The Braves will face the Dodgers in the best-of-seven National League Championship Series beginning Saturday at Truist Park. It’s the second consecutive season in which the Braves and Dodgers meet in the NLCS.

Here are five keys to the Braves upsetting the Dodgers and reaching the World Series:

RISP: While the Braves defeated the Brewers in their Division Series, it was far from a flawless performance. Like Milwaukee, the Dodgers have an abundance of good pitching. The Braves will need to be better with runners in scoring position. They were 4-for-30 in the category across four games against the Brewers.

The Giants went 3-for-25 with runners in scoring position in their Division Series against the Dodgers, a result that ultimately cost them the series. Stating the obvious, the Braves must make the most of their opportunities. If they fare similarly to the Giants, or even as they did for most of the Brewers series, they won’t reap the benefit of homefield advantage later in the series.

“I think it’s going to be kind of like the Brewers series,” first baseman Freddie Freeman said. “There are not going to be a lot runs scored. I think it’s going to be whoever gets that one big hit in that game that’s going to change each and every game.”

Starting pitching: Braves starters largely dominated the Brewers. They starters need to be just as good against Los Angeles. Max Fried, Charlie Morton and Ian Anderson have shown they’re up to the task. The Braves’ best chance is for their trio to deliver gems.

In the first three games against Milwaukee, Braves starters allowed two runs over 17 innings. They allowed nine hits – three each – while posting a 24:1 strikeout-to-walk ratio. Morton returned on short rest for Game 4, logging 3-1/3 innings in an eventual win.

The Dodgers have a three-headed monster atop their rotation that few can equal (just as the Brewers did). Max Scherzer, Walker Buehler and Julio Urias are aces. But the Braves feel Fried, Morton and Anderson can trade zeroes with them.

“I really think it’s going to come down to six, seven games again,” Freeman said. “So you can stack up Scherzer, Urias, Buehler against Charlie, Max, and Ian, and they might have more name recognition than our guys, but they’re still, I think, even.”

Homefield advantage: The Braves will host the first two games and the last two games, if the series reaches that point. That’s a luxury afforded by winning the NL East. The Dodgers, despite winning 106 games compared with the Braves’ 88, finished one game behind the Giants and were a wild-card team.

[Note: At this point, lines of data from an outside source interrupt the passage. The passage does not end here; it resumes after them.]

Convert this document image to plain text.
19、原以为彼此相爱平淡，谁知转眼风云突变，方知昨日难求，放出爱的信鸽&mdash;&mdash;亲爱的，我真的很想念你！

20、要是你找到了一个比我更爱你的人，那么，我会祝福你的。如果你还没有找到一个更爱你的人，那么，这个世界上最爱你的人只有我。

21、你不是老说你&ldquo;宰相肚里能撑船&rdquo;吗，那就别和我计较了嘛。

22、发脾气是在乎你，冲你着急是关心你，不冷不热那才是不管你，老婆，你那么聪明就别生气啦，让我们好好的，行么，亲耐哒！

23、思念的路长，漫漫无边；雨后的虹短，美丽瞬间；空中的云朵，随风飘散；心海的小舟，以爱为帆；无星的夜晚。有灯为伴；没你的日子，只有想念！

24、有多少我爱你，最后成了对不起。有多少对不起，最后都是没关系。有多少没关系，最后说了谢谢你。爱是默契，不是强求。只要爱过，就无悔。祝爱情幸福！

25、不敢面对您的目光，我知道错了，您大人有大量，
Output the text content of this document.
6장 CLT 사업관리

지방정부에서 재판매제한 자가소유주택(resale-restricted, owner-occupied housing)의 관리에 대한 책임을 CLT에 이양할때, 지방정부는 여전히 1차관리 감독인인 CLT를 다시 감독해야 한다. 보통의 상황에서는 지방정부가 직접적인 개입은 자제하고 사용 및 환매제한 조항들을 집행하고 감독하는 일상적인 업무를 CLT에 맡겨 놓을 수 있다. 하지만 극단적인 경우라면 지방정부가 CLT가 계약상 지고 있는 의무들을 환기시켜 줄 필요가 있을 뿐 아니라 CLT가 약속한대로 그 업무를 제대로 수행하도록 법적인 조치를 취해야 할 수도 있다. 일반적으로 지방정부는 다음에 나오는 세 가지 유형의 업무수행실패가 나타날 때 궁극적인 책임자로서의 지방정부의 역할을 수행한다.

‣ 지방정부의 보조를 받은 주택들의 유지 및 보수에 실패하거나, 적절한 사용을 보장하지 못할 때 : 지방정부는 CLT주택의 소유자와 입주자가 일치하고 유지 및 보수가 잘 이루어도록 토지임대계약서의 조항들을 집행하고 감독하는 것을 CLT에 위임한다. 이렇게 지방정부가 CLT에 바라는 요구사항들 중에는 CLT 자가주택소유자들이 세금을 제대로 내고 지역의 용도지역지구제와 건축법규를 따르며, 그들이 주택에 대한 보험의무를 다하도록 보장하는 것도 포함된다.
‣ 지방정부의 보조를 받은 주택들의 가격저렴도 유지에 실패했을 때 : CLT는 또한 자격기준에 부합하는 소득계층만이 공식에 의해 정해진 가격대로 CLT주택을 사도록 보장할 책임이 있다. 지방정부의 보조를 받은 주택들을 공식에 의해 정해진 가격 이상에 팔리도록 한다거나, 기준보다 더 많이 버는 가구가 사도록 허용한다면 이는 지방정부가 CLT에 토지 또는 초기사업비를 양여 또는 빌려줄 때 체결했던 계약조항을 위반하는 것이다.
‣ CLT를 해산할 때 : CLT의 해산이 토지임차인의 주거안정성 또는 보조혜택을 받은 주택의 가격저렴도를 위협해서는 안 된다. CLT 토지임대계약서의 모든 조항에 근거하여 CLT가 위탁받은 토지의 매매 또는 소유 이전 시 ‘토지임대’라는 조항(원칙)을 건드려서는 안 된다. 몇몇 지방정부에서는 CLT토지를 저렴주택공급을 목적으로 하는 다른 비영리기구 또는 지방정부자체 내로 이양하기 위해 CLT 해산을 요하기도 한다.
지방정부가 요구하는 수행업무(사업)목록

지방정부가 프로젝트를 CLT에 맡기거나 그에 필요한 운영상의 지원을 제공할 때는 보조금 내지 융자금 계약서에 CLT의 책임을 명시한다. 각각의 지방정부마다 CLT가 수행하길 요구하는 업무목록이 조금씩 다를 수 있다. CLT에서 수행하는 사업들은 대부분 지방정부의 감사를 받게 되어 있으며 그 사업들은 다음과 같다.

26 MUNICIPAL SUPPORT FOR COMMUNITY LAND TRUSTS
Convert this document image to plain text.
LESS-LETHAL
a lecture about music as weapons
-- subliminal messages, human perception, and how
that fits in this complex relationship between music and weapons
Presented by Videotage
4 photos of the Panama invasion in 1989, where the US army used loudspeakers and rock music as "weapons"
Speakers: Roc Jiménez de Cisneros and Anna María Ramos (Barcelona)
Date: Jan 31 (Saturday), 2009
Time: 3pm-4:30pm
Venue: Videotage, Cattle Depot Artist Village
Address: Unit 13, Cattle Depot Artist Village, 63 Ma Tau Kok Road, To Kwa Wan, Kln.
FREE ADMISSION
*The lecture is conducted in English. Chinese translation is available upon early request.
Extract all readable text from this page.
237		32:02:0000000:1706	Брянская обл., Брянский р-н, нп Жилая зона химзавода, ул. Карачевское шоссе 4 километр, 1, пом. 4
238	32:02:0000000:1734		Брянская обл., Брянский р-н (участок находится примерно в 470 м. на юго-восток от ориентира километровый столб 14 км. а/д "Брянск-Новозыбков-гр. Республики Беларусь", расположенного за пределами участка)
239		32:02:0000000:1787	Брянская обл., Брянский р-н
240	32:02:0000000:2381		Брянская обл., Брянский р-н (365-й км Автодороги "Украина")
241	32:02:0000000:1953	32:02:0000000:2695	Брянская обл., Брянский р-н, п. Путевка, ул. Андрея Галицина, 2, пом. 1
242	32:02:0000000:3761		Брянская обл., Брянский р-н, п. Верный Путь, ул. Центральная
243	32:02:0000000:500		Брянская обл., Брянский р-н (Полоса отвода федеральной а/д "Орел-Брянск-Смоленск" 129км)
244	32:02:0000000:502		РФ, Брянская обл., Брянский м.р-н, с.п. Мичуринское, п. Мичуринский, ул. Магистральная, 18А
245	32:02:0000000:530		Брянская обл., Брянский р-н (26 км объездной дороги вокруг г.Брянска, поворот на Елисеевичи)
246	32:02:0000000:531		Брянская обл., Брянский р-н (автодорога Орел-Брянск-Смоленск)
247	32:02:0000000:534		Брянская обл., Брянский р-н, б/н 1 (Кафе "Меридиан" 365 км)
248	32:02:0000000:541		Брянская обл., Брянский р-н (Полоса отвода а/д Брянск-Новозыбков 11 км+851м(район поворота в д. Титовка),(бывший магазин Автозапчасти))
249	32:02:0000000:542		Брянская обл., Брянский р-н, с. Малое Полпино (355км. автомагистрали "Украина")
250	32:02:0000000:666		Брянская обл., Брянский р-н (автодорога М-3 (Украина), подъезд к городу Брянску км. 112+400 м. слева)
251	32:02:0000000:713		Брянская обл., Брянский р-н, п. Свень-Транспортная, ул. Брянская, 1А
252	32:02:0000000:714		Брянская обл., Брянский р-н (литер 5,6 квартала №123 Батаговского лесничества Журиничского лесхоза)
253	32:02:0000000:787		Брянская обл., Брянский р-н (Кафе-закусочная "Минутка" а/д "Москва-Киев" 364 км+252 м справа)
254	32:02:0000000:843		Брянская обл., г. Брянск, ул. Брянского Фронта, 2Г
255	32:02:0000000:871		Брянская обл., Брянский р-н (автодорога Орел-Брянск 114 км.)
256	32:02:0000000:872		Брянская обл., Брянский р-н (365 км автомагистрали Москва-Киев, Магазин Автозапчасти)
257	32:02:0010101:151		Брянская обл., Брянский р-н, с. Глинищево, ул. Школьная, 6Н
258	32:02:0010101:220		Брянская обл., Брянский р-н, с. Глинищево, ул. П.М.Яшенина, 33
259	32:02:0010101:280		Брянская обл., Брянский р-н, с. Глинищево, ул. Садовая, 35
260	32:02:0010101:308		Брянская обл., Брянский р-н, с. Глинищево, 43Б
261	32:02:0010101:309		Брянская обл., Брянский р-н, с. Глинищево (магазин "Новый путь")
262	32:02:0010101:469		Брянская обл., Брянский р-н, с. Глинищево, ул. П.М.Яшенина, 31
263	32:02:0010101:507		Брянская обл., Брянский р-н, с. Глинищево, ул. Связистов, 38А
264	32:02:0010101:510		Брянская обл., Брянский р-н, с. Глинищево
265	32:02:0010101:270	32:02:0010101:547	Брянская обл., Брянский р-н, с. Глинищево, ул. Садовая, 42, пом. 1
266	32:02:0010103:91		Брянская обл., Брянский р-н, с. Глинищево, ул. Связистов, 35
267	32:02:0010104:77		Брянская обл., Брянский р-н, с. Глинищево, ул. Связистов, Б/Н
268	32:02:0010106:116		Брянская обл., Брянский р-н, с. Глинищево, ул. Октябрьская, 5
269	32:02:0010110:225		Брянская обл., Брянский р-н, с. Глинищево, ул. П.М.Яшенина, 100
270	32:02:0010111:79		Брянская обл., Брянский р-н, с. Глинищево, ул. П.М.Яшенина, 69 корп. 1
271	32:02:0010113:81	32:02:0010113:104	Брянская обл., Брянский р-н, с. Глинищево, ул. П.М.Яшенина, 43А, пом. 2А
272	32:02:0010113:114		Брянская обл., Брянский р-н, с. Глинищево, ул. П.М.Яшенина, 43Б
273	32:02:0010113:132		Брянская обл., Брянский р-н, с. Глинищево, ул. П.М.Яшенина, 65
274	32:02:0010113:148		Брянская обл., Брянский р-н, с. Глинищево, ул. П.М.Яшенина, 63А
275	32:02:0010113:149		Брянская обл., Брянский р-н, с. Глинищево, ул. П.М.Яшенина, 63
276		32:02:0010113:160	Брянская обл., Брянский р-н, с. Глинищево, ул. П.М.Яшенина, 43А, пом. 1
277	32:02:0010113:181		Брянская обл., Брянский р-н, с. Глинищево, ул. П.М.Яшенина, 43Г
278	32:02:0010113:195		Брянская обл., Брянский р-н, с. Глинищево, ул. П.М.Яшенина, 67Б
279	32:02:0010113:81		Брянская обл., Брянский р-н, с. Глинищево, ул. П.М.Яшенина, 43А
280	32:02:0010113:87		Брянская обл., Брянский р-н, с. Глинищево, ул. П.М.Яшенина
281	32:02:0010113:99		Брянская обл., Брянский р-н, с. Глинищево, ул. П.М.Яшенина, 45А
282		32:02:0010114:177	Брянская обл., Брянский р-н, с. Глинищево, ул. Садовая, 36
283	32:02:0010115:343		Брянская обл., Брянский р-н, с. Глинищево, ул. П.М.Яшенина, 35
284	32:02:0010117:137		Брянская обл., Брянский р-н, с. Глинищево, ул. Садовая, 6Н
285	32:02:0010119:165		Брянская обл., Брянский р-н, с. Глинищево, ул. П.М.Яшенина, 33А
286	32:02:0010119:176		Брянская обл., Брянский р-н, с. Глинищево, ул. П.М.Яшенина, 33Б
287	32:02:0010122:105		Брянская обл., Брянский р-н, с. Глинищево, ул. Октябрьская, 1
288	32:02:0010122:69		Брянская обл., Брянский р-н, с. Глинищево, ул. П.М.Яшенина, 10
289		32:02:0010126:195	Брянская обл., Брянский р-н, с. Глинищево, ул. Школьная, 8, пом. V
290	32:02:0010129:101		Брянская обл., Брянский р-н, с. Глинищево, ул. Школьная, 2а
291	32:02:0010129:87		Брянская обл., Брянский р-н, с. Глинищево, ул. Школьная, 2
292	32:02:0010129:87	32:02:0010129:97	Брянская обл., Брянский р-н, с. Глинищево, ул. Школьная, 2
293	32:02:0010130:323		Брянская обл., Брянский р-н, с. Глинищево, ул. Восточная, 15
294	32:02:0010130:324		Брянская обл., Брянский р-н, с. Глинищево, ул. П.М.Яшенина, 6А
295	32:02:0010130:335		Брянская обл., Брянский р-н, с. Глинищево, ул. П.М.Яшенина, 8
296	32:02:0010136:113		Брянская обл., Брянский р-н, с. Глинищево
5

The Braves’ crowds were loud and enthusiastic for Game 3 and Game 4 of the NLDS, both wins. In the previous two meetings against the Dodgers, the Braves didn’t have homefield advantage. This time, they have, in some ways, a head start. If they can take the first two home games, they shift the pressure to the Dodgers.

What the Braves do with the first two games at Truist Park is pivotal. The weekend crowd will do its part, which the players insist makes a difference.

“You got a little taste of that in the NLDS where, just the difference in the atmosphere on the field, having fans back was incredible,” Fried said. “You can definitely feel the energy that was kind of injected into this team. To be able to experience kind of like a rematch of the Dodger series, now we’re going to be able to play in front of our fans here and then also in L.A. It’s going to be obviously the same guys on the field, but you can probably tell a little bit more of energy with fans and screaming and normal playoff atmosphere.”

Who steps up? In the 2020 NLCS, the Braves saw players such as Bryse Wilson, A.J. Minter and Cristian Pache surprise, helping them push the Dodgers to a Game 7. While the pitching situation isn’t so dire this time, the Braves, like any team in this spot, will need some unheralded players to convert in big spots.

Outfielder Joc Pederson was a star in the NLDS, going 3-for-3 as a pinch-hitter and homering twice. The former Dodger is among the top players to watch in this series – Pederson homered for the Braves at Dodger Stadium during their late August-early September meeting. The Braves will need other players to step up as Pederson did in the NLDS.

Avoid self-inflicted mistakes: Outfielder Adam Duvall had a pair of inexcusable gaffes on the base paths in Game 3 and 4 in the NLDS, but the Braves won both games, letting him off the hook. The Braves made multiple base-running errors in the 2020 NLCS, including in Game 7.

The Dodgers, baseball’s premier franchise at this point, are too talented for the Braves to get away with such miscues. The Braves will have to play clean games – that’s smart base running, avoiding errors, knowing which base to throw to, etc. – to have a shot. The margin for error against the Brewers was small; there is no margin for error against the Dodgers.